A la mañana siguiente me despertó el teléfono.
Era Robert Freeman. Me ofrecía un contrato de seis meses en la J. Frankau para abrir el mercado de puros habanos en Alemania Occidental.
– Sin embargo, Hamburgo no me parece que sea el mejor sitio para que te instales, Carlos -me dijo-. En mi opinión, Bonn sería mucho mejor. Entre otras cosas, es la capital de Alemania Occidental, por supuesto. Las dos cámaras del Parlamento se encuentran allí, por no hablar de las instituciones gubernamentales y embajadas extranjeras, que es precisamente el mercado de categoría que necesitamos. Por otra parte, se encuentra en la zona ocupada por los británicos, lo que debería facilitarnos las cosas, puesto que somos una compañía británica. Además, está a menos de cuarenta kilómetros de Colonia, una de las mayores ciudades del país.

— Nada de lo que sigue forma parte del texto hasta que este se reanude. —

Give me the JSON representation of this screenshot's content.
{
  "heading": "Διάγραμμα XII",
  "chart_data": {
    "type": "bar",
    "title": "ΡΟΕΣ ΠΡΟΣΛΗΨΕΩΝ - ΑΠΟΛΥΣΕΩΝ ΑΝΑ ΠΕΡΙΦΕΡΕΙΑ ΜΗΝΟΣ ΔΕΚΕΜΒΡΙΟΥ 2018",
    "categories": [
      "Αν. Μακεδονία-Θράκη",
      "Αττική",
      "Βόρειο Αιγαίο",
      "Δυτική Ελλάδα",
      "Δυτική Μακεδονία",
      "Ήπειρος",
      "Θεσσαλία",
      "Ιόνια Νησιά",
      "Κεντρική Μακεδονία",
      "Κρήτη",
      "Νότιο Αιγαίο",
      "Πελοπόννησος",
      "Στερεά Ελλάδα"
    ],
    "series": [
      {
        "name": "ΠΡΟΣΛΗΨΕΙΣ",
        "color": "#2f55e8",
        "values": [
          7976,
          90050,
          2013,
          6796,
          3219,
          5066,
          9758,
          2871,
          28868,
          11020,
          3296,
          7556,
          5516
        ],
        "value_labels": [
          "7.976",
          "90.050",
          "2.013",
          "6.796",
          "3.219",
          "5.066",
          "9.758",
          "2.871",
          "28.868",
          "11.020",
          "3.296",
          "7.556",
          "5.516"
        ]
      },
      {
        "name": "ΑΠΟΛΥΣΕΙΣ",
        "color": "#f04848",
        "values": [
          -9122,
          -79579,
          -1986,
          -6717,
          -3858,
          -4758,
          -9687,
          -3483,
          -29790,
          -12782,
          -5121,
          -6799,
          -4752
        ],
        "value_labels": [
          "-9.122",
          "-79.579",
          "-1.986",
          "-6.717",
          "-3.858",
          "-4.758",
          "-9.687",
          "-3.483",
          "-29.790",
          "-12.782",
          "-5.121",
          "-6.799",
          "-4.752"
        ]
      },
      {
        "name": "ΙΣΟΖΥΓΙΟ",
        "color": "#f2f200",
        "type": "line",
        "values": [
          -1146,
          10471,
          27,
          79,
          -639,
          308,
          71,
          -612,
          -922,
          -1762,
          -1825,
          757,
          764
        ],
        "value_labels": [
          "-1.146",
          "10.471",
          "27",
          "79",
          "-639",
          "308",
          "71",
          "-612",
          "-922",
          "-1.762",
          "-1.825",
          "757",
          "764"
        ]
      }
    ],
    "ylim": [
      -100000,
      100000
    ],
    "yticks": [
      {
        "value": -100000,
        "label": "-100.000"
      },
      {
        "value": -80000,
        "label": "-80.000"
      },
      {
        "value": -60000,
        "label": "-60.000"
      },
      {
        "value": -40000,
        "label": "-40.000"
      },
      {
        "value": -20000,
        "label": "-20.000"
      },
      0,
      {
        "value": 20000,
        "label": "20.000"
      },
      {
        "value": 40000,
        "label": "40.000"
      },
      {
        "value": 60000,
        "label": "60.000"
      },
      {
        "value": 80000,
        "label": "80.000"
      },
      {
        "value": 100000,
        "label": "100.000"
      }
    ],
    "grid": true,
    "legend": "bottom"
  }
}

Lo único que sabía yo de Bonn es que era la ciudad natal de Beethoven y que, antes de la guerra, vivía allí Konrad Adenauer, el primer canciller de la República Federal de Alemania. Cuando Berlín dejó de ser capital de algo, salvo de la guerra fría, y Alemania Occidental necesitaba una nueva, Adenauer, para mayor comodidad suya, eligió esa tranquila y pequeña ciudad, en la que había pasado los años del Tercer Reich sin mayores inconvenientes. Casualmente yo había ido a Bonn una vez. Por error. Sin embargo, antes de 1949, poca gente había oído hablar de esa ciudad ni, menos aún, sabía dónde se encontraba. Todavía ahora la llamaban, en broma, «el pueblo federal». Bonn era pequeña, insignificante y, sobre todo, estaba apartada; no comprendía cómo no se me había ocurrido antes ir allí a vivir. Parecía el lugar idóneo para un hombre empeñado en vivir en el más absoluto anonimato, como yo.